KEY MESSAGE: Three new tmm mutants were isolated and showed differential phenotypes from tmm - 1 , and TMM overexpression led to abnormal leaf trichomes. TOO MANY MOUTH (TMM) plays a significant role in the stomatal signal transduction pathway, which involves in the regulation of stomatal distribution and patterning. Three mutants with clustered stomata were isolated and identified as new alleles of tmm. tmm-4 mutation included a base transversion from adenine to thymidine in position 1,033 of the TMM coding region and resulted in premature termination of translation at position 345 of TMM. tmm-5 had a base transition from cytosine to thymidine in 244 of TMM and translated 82 amino acids before premature termination. tmm-6 mutation took a base transition from guanine to adenine in 463 of TMM and changed a glycine (Gly) to an arginine (Arg) in position 155 of the protein. tmm-6 had an evident reduction of stomatal clusters and fewer stomata in cluster compared with other tmm alleles, possibly due to decreased level of entry divisions in cells next to two stomata or their precursors. tmm-5 and tmm-6 were hypersensitive to abscisic acid (ABA) in seedling growth and seed germination, while tmm-4 was defective in response to ABA during seed dormancy, suggesting that TMM was involved in ABA signaling transduction. Interestingly, overexpression of TMM resulted in the reduction of leaf trichomes and their branches, and this might reveal a new function of TMM in trichome development.

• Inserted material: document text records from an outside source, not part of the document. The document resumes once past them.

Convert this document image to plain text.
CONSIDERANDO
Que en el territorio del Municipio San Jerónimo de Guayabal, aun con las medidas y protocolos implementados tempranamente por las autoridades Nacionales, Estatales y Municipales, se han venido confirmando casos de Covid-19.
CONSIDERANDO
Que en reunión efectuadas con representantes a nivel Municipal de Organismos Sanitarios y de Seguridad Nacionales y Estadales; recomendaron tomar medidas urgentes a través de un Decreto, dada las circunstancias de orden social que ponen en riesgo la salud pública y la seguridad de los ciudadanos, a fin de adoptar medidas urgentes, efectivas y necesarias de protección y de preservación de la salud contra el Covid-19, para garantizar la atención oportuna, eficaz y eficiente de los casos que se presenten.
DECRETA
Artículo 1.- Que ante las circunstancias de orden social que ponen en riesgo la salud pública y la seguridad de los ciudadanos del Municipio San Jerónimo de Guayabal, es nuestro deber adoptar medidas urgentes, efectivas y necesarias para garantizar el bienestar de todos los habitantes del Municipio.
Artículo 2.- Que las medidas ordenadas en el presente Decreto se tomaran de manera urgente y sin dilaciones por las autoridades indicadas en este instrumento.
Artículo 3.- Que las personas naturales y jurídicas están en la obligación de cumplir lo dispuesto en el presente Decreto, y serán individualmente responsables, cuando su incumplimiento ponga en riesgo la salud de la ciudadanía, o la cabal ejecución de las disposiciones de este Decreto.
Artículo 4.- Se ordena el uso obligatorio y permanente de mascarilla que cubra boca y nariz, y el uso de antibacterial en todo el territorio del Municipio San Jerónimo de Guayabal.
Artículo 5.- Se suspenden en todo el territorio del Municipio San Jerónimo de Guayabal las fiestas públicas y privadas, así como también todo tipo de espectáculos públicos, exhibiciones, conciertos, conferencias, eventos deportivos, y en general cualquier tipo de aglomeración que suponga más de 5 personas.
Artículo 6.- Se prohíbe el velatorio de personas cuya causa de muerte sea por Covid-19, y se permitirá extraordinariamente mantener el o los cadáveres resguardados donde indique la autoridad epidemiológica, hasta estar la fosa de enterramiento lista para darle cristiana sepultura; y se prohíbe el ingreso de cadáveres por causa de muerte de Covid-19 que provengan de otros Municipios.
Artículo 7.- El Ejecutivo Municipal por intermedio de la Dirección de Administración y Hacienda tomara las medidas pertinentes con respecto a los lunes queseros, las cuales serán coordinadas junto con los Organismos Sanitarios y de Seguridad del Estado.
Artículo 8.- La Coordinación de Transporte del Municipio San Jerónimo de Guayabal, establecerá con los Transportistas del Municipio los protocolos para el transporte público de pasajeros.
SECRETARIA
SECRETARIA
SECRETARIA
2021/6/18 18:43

Rice OsRAD21-2 is expressed in actively dividing tissues and its ectopic expression in yeast results in aberrant cell division and growth.

Rad21 and its meiotic counterpart Rec8, the key components of the cohesin complex, are essential for sister chromatid cohesion and chromosome segregation in mitosis and meiosis, respectively. In contrast to yeast and vertebrates, which have only two RAD21/REC8 genes, the rice genome encodes four Rad21/Rec8 proteins. Here, we report on the cloning and characterization of OsRAD21-2 from rice (Oryza sativa L.). Phylogenetic analysis of the full-length amino acids showed that OsRad21-2 was grouped into the plant-specific Rad21 subfamily. Semi-quantitative reverse transcription-polymerase chain reaction revealed OsRAD21-2 preferentially expressed in premeiotic flowers. Further RNA in situ hybridization analysis and promoter::ß-glucuronidase staining indicated that OsRAD21-2 was mainly expressed in actively dividing tissues including premeiotic stamen, stem intercalary meristem, leaf meristem, and root pericycle. Ectopic expression of OsRAD21-2 in fission yeast resulted in cell growth delay and morphological abnormality. Flow cytometric analysis revealed that the OsRAD21-2-expressed cells were arrested in G2 phase. Our results suggest that OsRad21-2 functions in regulation of cell division and growth.

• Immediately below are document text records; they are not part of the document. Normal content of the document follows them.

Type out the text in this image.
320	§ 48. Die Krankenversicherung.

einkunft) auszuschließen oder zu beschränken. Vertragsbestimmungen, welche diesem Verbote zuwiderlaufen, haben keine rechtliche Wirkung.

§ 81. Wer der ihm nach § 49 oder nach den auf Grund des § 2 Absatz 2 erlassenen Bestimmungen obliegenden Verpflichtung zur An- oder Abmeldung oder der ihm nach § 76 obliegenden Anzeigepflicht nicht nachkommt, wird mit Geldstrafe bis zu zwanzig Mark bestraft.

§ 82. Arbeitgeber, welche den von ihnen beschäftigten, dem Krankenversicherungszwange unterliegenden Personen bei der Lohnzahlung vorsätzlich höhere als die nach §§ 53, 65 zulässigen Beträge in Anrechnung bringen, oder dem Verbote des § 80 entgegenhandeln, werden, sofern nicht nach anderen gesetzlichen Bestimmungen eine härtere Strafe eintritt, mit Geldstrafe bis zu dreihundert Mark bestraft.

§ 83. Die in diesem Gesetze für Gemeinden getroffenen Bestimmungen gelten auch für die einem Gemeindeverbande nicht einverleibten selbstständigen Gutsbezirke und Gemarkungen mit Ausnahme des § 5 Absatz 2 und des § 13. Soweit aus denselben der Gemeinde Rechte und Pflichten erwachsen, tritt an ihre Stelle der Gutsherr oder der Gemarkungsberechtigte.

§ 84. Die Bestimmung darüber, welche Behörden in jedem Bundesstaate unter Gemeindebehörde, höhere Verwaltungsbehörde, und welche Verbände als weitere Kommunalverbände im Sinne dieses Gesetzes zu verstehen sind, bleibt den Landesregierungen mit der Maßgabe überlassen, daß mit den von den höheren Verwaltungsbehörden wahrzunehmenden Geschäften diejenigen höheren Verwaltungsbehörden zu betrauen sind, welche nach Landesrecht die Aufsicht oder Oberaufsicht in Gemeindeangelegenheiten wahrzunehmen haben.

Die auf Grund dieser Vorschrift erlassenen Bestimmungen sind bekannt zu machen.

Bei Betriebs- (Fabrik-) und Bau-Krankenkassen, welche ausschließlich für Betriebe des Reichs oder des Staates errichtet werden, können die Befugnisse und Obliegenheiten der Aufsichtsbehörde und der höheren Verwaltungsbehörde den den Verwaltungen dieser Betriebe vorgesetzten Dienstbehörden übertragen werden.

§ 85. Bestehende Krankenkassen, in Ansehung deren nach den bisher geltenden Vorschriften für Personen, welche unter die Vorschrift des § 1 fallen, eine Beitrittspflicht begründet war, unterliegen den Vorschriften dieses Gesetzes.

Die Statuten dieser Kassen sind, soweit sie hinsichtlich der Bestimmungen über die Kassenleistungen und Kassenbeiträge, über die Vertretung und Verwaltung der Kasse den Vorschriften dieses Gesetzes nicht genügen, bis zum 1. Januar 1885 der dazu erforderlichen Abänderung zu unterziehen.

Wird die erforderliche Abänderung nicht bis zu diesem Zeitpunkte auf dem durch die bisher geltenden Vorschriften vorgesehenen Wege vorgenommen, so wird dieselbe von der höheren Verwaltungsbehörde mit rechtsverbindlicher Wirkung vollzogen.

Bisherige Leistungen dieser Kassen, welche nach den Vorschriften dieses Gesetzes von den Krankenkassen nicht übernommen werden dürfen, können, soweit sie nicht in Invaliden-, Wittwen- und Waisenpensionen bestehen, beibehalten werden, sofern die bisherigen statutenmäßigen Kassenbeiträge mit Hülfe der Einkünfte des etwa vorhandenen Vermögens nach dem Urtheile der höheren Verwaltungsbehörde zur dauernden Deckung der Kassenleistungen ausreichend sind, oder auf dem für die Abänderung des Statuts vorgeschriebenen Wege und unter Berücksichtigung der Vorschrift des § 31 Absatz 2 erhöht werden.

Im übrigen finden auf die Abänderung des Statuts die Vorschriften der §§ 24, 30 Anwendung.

Isolation and characterization of a cDNA encoding a papain-like cysteine protease from alfalfa.

Protein hydrolyzation is activated and involved in response to various stress signals. In the present study, a full-length cDNA, named MsCP1, encoding a papain-like cysteine protease was obtained by degenerated primers and 3'- and 5'-RACE from salt-tolerant alfalfa. The cDNA contained an open reading frame encoding a deduced protein of 350 amino acids with a putative N-terminal signal peptide, NPIR vacuole-sorting signal sequence and potential N-linked glycosylation sites. The deduced sequence showed a high similarity to deduced proteins from pea, tobacco, tomato and ryegrass. Fusion expression analysis in Escherichia coli showed that the putative eukaryotic signal peptide prevented its expression in prokaryotic system. The integration and transcript of the expression elements in transgenic tobacco plants were detected with Southern blot and RT-PCR analysis.